BBC Motion Gallery
- Legal status: Division of BBC Studios
- Purpose: Film archive or repository of almost 70 years of BBC footage
- Location: BBC Studios Ltd, Television Centre, 101 Wood Lane, London;
- Region served: Global, with offices worldwide
- Head of Motion Gallery: Chris Hulse
- Parent organization: BBC Studios
- Affiliations: BBC,
- Website: BBC Motion Gallery

= BBC Motion Gallery =

Footage licensing division of BBC Studios

BBC Motion Gallery is the footage licensing division of BBC Studios. It offers creative professionals access to a collection of stock footage with licensing worldwide.

==History==
The organization originated in London as BBC Library Sales, a division of BBC Worldwide, in 1961. It opened an office in New York in 1993, and in 1994 opened offices in Toronto and Los Angeles. BBC Motion Gallery with 2004 has since opened additional offices in Hong Kong, Sydney, Mumbai, Tokyo and Paris. In January 2014 began a strategic partnership with Getty Images.

==Functions==
BBC Motion Gallery footage encompasses subjects including natural history, sport, news, locations, art, music, celebrities and historic events.

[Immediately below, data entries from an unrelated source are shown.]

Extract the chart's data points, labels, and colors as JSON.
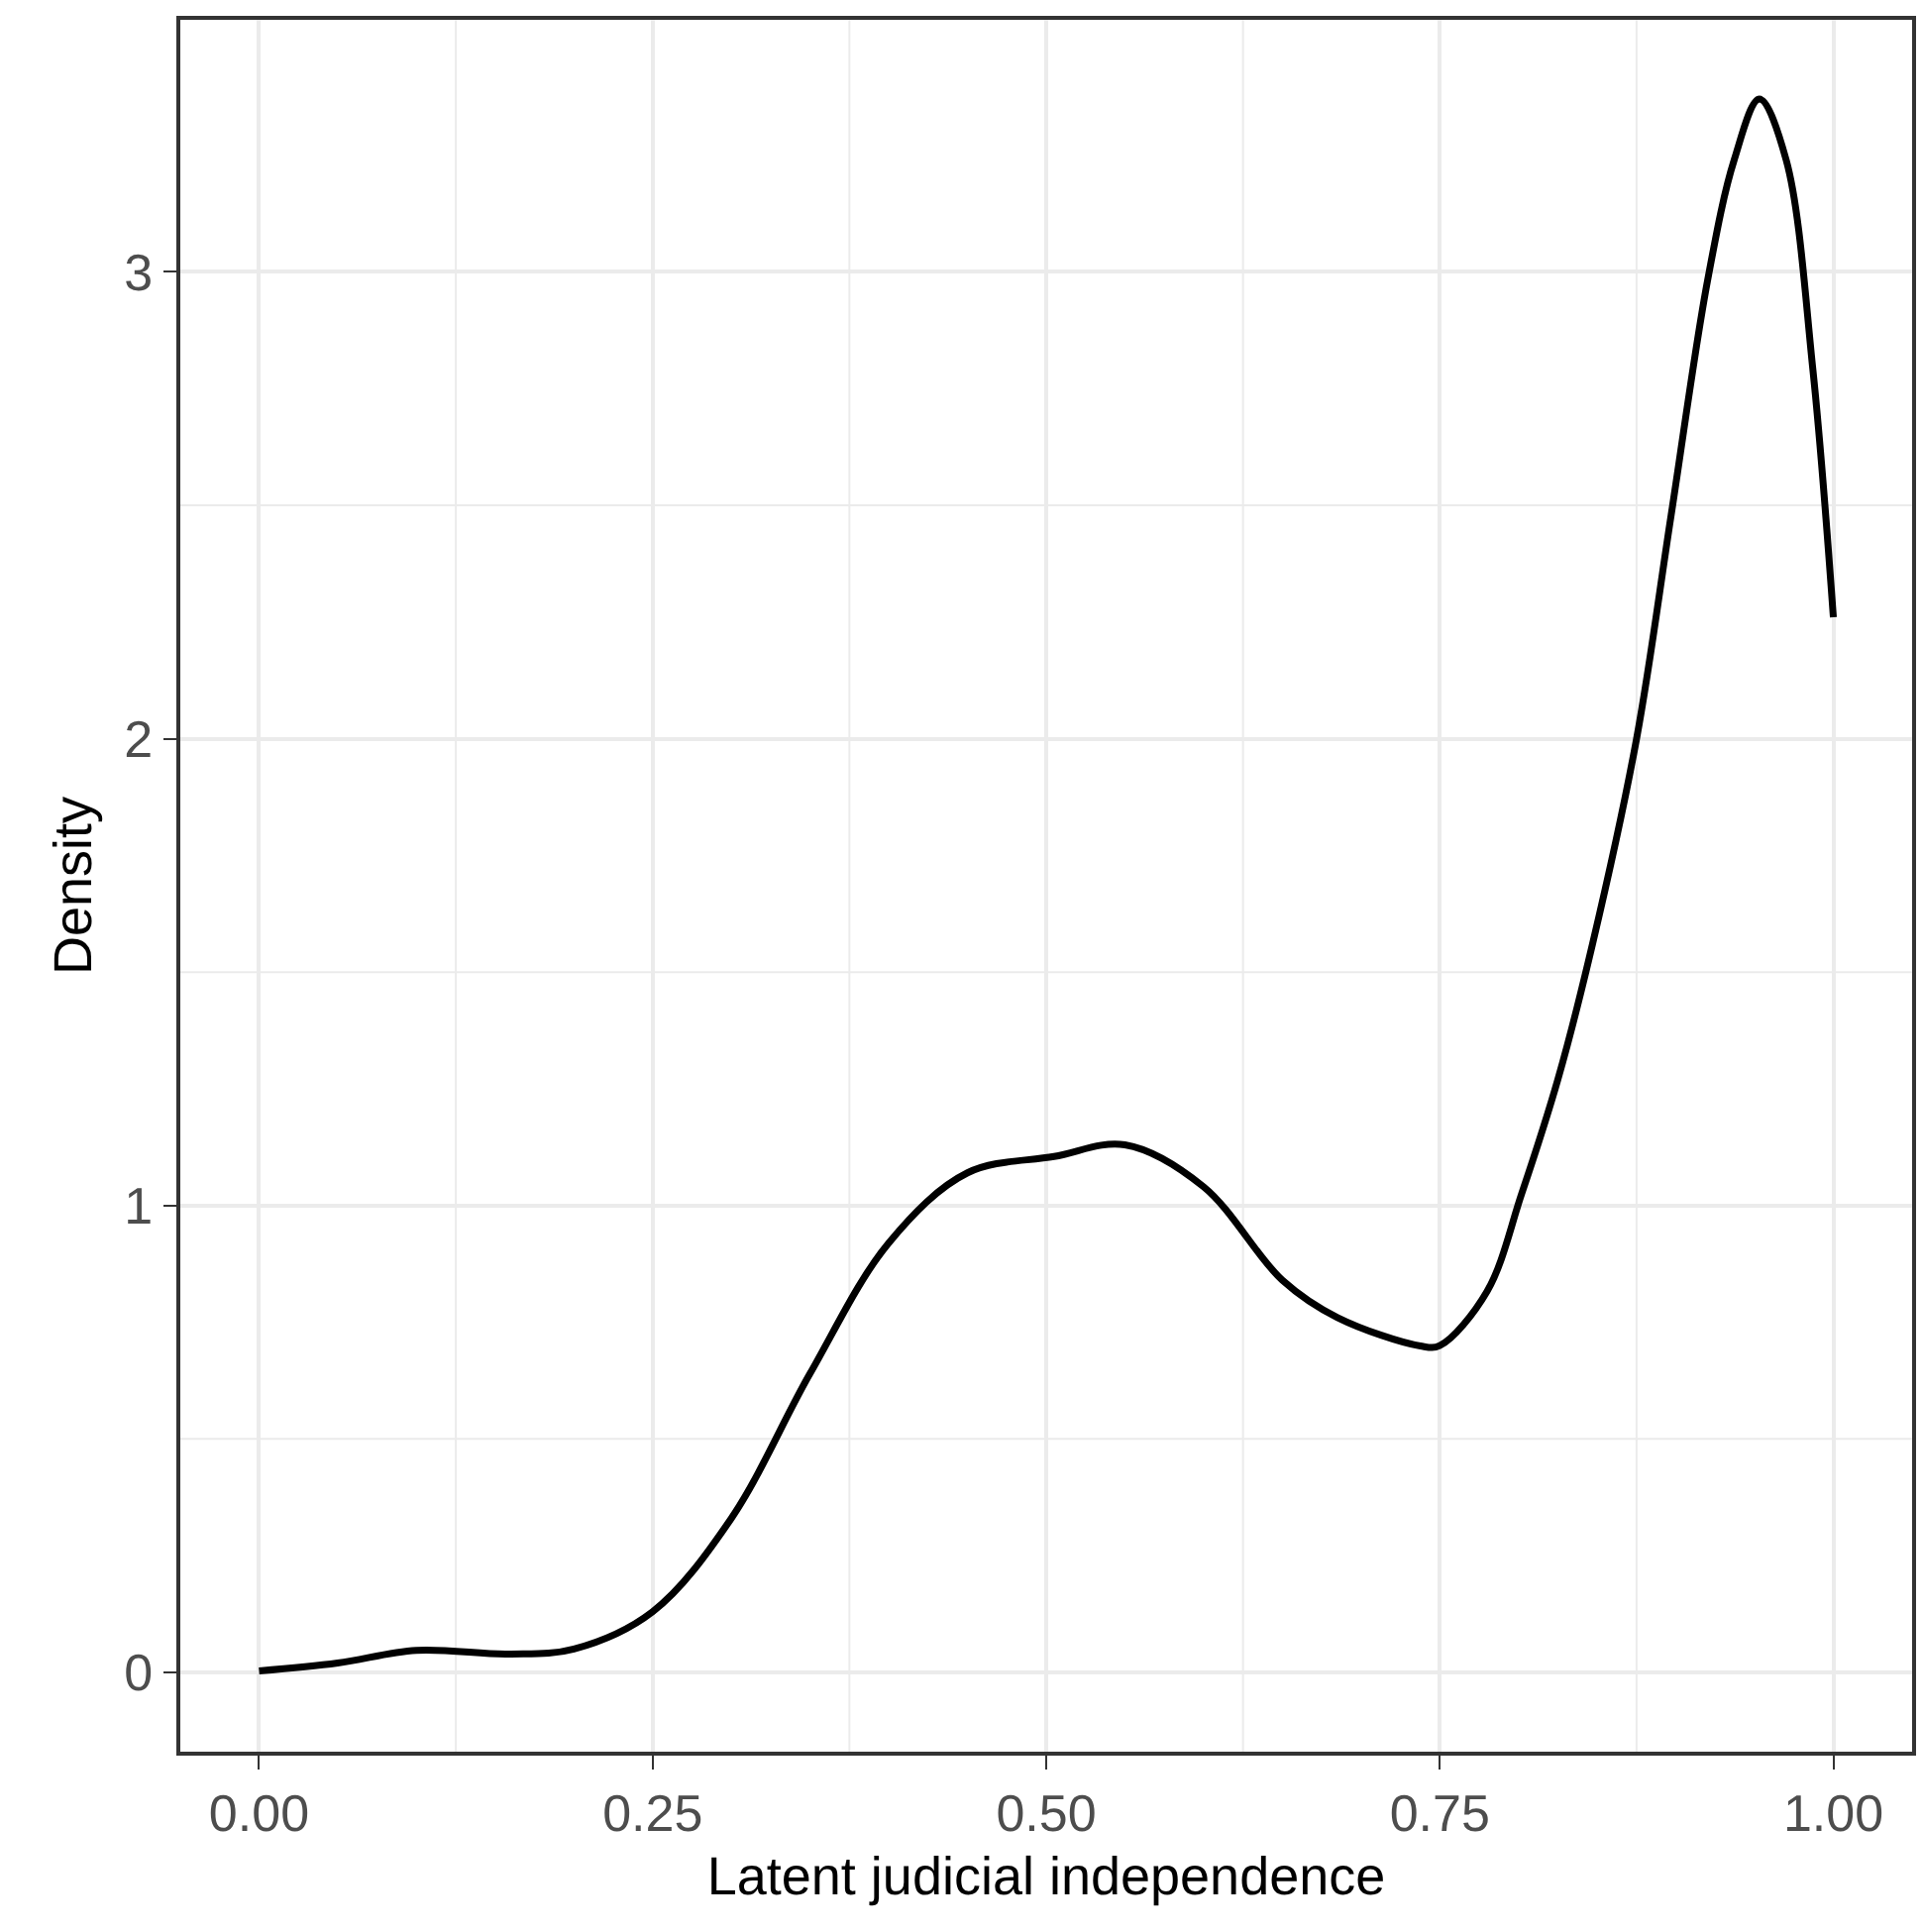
{
  "chart_data": {
    "type": "line",
    "xlabel": "Latent judicial independence",
    "ylabel": "Density",
    "x": [
      0,
      0.05,
      0.1,
      0.16,
      0.2,
      0.25,
      0.3,
      0.35,
      0.4,
      0.45,
      0.505,
      0.55,
      0.6,
      0.65,
      0.685,
      0.7377,
      0.75,
      0.78,
      0.802,
      0.825,
      0.847,
      0.875,
      0.897,
      0.92,
      0.937,
      0.953,
      0.97,
      0.987,
      1.0
    ],
    "series": [
      {
        "color": "#000000",
        "values": [
          0.003,
          0.02,
          0.047,
          0.039,
          0.05,
          0.13,
          0.33,
          0.64,
          0.92,
          1.07,
          1.105,
          1.13,
          1.04,
          0.84,
          0.76,
          0.699,
          0.7,
          0.816,
          1.025,
          1.27,
          1.56,
          2.0,
          2.48,
          2.98,
          3.24,
          3.37,
          3.24,
          2.79,
          2.26
        ]
      }
    ],
    "xlim": [
      -0.05,
      1.05
    ],
    "ylim": [
      -0.17,
      3.54
    ],
    "xticks": [
      {
        "value": 0,
        "label": "0.00"
      },
      {
        "value": 0.25,
        "label": "0.25"
      },
      {
        "value": 0.5,
        "label": "0.50"
      },
      {
        "value": 0.75,
        "label": "0.75"
      },
      {
        "value": 1,
        "label": "1.00"
      }
    ],
    "yticks": [
      0,
      1,
      2,
      3
    ],
    "grid": true,
    "marker": "none",
    "line_style": "solid"
  }
}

Clips from the archive have appeared in several films, usually of a historical nature.

Users are able to access over 125,000 BBC Motion Gallery clips online, or enlist a team of professional researchers to tap into the repository of content stored offline.

In addition to the BBC archive of rights-managed footage, BBC Motion Gallery offers a wide range of high-quality, royalty-free motion clips.

==Website==
The BBC Motion Gallery collection includes over 125,000 creative, editorial and archival clips, along with millions of hours of offline content. The premium content spans a wide range of subjects including news, sport, natural history, wildlife, locations, celebrities, history, culture, science and stock. Online clips are available to download in broadcast quality from the website 24/7, while rare and unique offline content can be accessed using the online BBC Broadcast Archive research tool or with assistance from the experienced team.

== Representations ==
BBC Motion Gallery is the exclusive global representative of the Scottish Professional Football League.

== Short programmes ==
In addition to footage licensing, BBC Motion Gallery produces and distributes short-form programmes for broadcast on television and across all new media platforms.

== BBC Archive ==

The BBC Archive is a searchable, online database which catalogues over a million hours of BBC content dating back 60 years. BBC Archive includes detailed text descriptions of news items, television programmes and rare clips.

Users can access BBC Archive via http://www.gettyimages.co.uk/footage/bbcmotiongallery. All content is stored as text entries.

== BBC Studios ==
BBC Studios is the main commercial arm and a wholly owned subsidiary of the British Broadcasting Corporation (BBC). The company exists to maximize the value of the BBC's assets for the benefit of the licence payer and invest in public service programming in return for rights. The company has seven core businesses: Channels, TV Sales, Magazines, Content & Production, Home Entertainment, Global Brands and Digital Media.